Burma: pro-democracy demonstrators will fight “to the end” against the junta

Nearly 240 civilians have died since the February 1 military coup that overthrew Aung San Suu Kyi.

The toll could be much heavier: hundreds of people arrested in recent weeks are missing.

Despite this, the mobilization continues.

“The pro-democracy movement keeps the junta unable to exercise political and administrative power,” notes the Association for Assistance to Political Prisoners (AAPP).

Doctors, teachers, bank and rail workers are still on strike, crippling part of the country’s fragile economy.

New gatherings were organized on Saturday as in Mandalay (center). Gathered behind barricades of sandbags, the protesters held up a black banner, signed: “the fighting peacock”, a symbol used during the popular uprising of 1988, then by the party of Aung San Suu Kyi, the National League for democracy (LND).

170 kilometers away, in the city of Kyaukme, demonstrators took up positions behind shields decorated with the three-fingered salute, in a gesture of resistance.

“Who said we have to give up because of (the junta’s) weapons? We were born for victory,” tweeted Ei Thinzar Maung, one of the protest leaders.

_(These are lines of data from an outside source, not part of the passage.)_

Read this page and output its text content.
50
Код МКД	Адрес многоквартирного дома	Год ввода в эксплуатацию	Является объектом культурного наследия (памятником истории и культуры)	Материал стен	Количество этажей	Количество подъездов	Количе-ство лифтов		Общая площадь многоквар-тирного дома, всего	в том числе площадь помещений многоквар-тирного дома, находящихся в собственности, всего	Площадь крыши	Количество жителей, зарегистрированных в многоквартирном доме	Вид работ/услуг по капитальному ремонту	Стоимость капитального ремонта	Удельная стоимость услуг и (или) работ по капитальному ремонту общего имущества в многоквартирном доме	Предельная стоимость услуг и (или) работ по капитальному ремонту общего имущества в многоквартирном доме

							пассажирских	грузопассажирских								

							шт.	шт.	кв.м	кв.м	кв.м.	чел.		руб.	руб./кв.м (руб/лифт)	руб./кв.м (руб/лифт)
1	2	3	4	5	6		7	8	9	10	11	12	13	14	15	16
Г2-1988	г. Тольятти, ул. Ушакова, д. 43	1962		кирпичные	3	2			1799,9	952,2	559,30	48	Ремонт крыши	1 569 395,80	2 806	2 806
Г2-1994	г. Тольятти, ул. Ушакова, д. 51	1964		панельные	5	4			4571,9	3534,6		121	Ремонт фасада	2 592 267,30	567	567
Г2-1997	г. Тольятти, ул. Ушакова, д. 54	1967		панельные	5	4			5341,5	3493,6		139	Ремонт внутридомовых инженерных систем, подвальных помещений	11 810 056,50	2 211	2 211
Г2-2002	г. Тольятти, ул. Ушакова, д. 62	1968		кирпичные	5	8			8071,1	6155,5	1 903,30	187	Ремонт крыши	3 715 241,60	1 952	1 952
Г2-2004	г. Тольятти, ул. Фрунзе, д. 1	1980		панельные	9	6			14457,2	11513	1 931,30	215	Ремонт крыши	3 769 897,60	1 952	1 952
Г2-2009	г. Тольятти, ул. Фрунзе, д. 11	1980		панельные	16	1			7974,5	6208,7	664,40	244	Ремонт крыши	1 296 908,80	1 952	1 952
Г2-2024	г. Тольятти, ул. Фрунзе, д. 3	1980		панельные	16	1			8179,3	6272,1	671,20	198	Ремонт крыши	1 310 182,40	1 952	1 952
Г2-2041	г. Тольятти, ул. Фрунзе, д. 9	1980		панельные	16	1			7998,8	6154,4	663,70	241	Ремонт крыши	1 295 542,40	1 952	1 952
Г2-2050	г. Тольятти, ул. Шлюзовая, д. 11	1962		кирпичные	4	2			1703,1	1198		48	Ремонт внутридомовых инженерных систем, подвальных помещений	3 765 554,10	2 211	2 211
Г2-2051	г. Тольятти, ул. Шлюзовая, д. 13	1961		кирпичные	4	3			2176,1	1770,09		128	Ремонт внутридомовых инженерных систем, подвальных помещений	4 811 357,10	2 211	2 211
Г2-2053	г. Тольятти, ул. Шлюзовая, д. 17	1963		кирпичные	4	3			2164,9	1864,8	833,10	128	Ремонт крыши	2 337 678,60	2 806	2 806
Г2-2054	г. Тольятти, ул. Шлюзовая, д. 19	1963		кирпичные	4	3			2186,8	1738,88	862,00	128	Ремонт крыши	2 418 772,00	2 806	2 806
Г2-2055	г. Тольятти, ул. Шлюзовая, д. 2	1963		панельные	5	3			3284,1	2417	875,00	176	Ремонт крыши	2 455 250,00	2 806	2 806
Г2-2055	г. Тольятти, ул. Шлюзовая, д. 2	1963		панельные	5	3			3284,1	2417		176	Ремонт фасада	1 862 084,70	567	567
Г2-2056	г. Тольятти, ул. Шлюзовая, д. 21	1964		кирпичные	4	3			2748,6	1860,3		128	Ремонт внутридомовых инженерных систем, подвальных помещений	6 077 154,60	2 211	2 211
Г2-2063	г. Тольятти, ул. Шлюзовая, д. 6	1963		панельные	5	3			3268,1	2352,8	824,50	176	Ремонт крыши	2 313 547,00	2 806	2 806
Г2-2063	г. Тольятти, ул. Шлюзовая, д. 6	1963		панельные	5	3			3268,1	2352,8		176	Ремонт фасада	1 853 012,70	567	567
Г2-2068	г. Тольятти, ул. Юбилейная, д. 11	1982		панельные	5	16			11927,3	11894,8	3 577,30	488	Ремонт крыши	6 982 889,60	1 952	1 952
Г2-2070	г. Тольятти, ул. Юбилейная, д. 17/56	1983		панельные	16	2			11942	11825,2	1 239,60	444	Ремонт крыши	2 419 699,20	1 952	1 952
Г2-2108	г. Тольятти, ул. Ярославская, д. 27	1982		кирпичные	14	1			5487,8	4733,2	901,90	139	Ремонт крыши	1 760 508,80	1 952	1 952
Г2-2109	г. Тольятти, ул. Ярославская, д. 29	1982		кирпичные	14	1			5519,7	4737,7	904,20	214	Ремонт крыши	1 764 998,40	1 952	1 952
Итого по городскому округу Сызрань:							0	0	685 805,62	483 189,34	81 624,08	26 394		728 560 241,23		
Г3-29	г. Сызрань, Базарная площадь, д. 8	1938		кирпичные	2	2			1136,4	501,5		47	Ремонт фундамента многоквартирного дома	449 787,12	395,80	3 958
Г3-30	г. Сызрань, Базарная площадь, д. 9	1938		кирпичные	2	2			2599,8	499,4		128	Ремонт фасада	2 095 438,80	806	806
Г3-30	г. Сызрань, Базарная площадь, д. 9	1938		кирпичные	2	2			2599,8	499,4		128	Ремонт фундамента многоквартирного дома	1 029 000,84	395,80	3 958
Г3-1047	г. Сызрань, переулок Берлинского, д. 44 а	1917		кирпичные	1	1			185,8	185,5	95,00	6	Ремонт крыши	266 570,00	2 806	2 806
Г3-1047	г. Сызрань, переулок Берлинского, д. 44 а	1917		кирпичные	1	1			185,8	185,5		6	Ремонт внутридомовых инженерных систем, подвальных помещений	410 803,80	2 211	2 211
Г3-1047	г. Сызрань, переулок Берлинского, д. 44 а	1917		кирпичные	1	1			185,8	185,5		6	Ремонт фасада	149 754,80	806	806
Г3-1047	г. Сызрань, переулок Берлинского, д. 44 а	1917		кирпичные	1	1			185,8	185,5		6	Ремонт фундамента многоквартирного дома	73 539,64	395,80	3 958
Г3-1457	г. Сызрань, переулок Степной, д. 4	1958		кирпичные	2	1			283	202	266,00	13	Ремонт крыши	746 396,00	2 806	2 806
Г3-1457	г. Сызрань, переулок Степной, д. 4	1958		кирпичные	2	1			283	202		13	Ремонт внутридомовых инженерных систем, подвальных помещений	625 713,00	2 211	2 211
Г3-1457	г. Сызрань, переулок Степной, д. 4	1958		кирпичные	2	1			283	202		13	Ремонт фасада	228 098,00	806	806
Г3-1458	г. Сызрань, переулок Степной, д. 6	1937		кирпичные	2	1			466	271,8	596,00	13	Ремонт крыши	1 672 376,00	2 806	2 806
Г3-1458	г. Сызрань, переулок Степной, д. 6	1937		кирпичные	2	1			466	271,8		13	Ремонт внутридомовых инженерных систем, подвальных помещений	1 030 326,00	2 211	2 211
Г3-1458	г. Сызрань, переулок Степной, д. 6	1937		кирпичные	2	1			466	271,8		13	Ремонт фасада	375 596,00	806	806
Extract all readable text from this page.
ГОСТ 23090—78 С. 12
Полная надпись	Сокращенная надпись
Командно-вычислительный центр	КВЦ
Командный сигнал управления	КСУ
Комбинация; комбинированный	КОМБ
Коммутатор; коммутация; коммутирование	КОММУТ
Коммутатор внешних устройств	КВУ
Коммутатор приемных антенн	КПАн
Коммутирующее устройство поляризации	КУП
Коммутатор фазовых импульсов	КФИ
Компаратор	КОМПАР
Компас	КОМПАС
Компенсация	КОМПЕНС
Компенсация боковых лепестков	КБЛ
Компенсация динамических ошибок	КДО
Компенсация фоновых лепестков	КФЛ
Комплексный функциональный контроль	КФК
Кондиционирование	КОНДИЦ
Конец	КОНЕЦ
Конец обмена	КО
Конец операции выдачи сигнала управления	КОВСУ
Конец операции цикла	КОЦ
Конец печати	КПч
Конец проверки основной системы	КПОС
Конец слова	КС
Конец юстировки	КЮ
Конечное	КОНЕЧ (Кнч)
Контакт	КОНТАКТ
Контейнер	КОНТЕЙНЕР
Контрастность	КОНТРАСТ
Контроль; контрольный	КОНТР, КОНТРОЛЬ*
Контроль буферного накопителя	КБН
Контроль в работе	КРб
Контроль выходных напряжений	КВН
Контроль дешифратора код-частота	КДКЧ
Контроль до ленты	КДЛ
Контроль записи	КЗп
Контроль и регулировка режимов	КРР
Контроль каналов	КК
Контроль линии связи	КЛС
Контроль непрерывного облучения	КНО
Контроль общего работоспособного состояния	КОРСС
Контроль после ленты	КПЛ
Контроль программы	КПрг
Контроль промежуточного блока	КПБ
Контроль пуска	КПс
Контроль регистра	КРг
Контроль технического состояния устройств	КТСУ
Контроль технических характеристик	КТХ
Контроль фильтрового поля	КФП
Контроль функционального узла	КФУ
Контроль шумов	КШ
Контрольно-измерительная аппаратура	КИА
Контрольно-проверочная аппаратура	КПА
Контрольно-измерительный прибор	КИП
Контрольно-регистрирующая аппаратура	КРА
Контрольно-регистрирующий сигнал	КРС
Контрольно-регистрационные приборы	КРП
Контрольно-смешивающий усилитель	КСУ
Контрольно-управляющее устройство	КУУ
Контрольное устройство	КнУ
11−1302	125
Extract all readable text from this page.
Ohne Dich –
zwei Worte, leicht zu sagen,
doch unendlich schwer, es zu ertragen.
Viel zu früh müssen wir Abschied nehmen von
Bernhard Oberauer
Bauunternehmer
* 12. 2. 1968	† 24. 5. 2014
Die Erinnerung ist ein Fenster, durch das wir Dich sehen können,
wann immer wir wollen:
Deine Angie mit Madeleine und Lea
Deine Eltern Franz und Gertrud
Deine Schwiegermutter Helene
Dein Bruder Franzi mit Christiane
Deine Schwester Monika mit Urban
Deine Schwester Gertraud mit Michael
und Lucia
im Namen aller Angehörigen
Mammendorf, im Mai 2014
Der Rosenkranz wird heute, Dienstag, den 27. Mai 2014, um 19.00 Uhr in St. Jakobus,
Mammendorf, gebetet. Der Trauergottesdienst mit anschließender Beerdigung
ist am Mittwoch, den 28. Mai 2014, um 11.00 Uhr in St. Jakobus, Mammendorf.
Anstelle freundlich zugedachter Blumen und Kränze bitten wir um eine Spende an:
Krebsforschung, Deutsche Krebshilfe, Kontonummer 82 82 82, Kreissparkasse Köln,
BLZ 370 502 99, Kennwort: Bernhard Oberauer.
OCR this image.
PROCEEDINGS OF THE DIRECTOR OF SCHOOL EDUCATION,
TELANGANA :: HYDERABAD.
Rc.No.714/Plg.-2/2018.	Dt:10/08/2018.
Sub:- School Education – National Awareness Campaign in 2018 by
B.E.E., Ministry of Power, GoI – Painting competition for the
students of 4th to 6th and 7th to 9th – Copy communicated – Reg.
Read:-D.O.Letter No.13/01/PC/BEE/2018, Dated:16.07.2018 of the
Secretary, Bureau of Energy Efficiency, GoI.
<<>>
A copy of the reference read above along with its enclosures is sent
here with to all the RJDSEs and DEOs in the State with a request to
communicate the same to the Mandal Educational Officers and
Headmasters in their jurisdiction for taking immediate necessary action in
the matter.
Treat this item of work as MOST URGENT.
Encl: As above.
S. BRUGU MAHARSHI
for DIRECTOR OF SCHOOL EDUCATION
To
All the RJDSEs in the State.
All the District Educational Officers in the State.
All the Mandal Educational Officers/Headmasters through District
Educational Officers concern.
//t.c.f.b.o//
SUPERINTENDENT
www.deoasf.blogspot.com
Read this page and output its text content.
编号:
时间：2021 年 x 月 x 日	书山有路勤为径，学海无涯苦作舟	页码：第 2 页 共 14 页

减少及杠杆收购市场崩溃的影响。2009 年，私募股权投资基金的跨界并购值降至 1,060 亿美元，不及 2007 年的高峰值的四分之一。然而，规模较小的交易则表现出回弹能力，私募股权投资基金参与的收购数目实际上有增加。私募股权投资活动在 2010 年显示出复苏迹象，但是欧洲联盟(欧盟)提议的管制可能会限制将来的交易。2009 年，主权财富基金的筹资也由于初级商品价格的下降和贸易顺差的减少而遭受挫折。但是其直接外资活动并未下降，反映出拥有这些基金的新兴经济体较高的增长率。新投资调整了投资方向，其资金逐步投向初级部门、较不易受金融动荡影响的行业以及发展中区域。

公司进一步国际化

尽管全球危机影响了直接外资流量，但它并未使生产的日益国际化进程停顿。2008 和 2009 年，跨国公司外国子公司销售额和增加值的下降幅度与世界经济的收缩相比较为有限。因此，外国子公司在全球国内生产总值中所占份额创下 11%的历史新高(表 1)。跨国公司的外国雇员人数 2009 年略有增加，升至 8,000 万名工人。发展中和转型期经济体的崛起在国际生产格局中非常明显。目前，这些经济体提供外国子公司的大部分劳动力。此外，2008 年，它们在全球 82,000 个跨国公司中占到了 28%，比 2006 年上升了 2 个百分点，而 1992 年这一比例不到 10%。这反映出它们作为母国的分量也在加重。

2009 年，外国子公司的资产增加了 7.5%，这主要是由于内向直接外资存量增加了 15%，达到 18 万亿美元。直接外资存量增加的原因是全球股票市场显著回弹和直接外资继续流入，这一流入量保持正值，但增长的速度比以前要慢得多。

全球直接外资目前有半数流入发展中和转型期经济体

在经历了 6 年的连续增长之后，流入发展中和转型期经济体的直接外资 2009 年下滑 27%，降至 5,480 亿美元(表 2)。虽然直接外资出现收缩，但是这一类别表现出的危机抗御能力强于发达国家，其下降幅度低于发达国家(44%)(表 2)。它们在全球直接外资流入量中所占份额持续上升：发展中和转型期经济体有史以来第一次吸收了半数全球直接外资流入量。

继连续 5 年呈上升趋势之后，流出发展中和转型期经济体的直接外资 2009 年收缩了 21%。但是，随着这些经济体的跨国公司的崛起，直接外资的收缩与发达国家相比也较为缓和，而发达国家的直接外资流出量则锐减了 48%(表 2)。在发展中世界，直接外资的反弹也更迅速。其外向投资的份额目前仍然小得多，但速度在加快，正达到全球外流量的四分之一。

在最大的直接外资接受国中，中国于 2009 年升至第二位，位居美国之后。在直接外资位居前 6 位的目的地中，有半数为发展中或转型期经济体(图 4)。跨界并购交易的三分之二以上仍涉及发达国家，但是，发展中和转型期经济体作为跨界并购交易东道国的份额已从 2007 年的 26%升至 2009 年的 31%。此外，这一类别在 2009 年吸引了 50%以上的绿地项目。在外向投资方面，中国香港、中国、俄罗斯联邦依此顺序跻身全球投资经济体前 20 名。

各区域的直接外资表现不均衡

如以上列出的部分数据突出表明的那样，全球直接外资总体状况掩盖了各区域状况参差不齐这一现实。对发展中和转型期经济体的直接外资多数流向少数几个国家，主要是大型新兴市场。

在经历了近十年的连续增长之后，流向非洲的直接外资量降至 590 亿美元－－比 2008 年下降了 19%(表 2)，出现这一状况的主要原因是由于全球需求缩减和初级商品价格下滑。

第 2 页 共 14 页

“We will fight to the end,” wrote another protester. “We will bring down this dictatorship.”

But the crowds are smaller, many Burmese remain holed up at home for fear of reprisals.

One person was killed during the night by security forces in the mining town of Mogok (north) and two seriously injured, we learned from a rescuer.

“Shootings and looting”

In Yangon, the situation remains very tense and the two million inhabitants of the economic capital are subject to martial law.

Some neighborhoods have descended into chaos, with protesters hurling projectiles and Molotov cocktails at the army and police, who fire live ammunition.

“The shootings are increasing day by day,” laments the AAPP. Soldiers and police “loot and destroy public and private property on a daily basis.”

When asked, the army did not respond to AFP’s requests.

Many residents have left the city in recent days, piling their belongings in the backs of cars, tuk-tuks or two-wheelers to return to their home region.

More Burmese have fled to India and Thailand is preparing to welcome an influx of refugees.

Burma is closing in more every day. Mobile internet connections remain cut and only state newspapers are available.

Arrests continue, especially among strikers, members of the NLD and journalists.

A Burmese correspondent for the local BBC service, Aung Thura, was arrested on Friday by unidentified men.

More than 30 journalists have been arrested since the putsch, including a photographer from the American news agency Associated Press.

“The killing of peaceful protesters and the arbitrary arrests, including of journalists, are completely unacceptable,” UN Secretary General Antonio Guterres tweeted on Saturday. “A firm and unified international response is urgently needed.”

EU sanctions

But the generals continue to turn a deaf ear to the many international condemnations.

The European Union is due to sanction on Monday eleven Burmese officers involved in the crackdown, according to diplomatic sources.

Brussels is also finalizing coercive measures aimed at the economic interests of the members of the junta.

Countries of ASEAN (Association of Southeast Asian Nations) – which usually has as a rule not to interfere in the affairs of a member state – are also raising their voices.

Indonesian President Joko Widodo will ask the Sultanate of Brunei, which chairs ASEAN this year, to organize an emergency meeting.

“Indonesia urges that the use of violence cease (…) The security and prosperity of the population must become the top priority,” he said.

Malaysia and the Asean community as a whole cannot afford to see “our brother nation become so destabilized at the hands of a few people, who seek to promote their own interests,” commented Malaysian Prime Minister Muhyiddin Yassin.

Aung San Suu Kyi, 75, has been held in solitary confinement by the military for 48 days.

She faces corruption charges and is charged with several other offenses. If found guilty, she could be sentenced to long years in prison and be banned from politics.